Más adelante, afirmó:

“Hay ciertos sectores extremistas a quienes les digo que no tememos al diálogo, a la discusión ideológica, pero para empezar es bueno que se lean el librito de Lenin que dice: ‘Extremismo, enfermedad infantil del comunismo’ (…) Para transformarse en poder, los obreros conscientes deben conquistar la mayoría. Ésta no se logra creando un clima de inseguridad y eventualmente el caos y la violencia. Ya lo enseña la historia. Los blanquistas del siglo pasado pensaban que una minoría esclarecida debía tomarse el poder al margen de las masas. Ha sido demostrado que es un error. Nuestro deber es educar a las masas. No podemos desconocer que objetivamente la mediana y pequeña burguesía están y deben estar con nosotros. Así como necesitamos a los pequeños y medianos productores, artesanos, comerciantes, técnicos y profesionales. Por eso más que nunca es necesario tener conciencia de la vía chilena y el camino auténticamente nuestro, que es el camino del pluralismo, la democracia y la libertad. Que es el camino que abre las puertas al socialismo”.
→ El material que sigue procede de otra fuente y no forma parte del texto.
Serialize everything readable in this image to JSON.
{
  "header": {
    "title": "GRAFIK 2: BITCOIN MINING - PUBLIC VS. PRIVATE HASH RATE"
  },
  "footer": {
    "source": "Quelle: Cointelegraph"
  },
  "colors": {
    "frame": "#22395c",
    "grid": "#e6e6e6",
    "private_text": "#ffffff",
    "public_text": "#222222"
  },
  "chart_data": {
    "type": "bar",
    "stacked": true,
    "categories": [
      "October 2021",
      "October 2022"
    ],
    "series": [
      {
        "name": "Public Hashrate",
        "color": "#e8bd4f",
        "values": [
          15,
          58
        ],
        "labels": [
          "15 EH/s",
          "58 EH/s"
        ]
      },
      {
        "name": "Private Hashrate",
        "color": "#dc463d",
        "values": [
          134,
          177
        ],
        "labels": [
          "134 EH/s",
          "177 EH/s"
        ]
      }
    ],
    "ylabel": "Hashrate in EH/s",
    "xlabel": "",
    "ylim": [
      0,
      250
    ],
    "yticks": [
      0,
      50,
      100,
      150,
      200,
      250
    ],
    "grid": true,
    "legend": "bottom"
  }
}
En sus palabras finales, expresó:

“El pueblo ha aprendido que en la unidad está la victoria. No dejemos que se resquebraje la unidad del pueblo, no permitamos que extremismos pretendan desquiciar lo que ha sido la base fundamental (…) Venceremos afianzando la unidad. Venceremos ampliando las bases políticas y sociales del movimiento revolucionario chileno”.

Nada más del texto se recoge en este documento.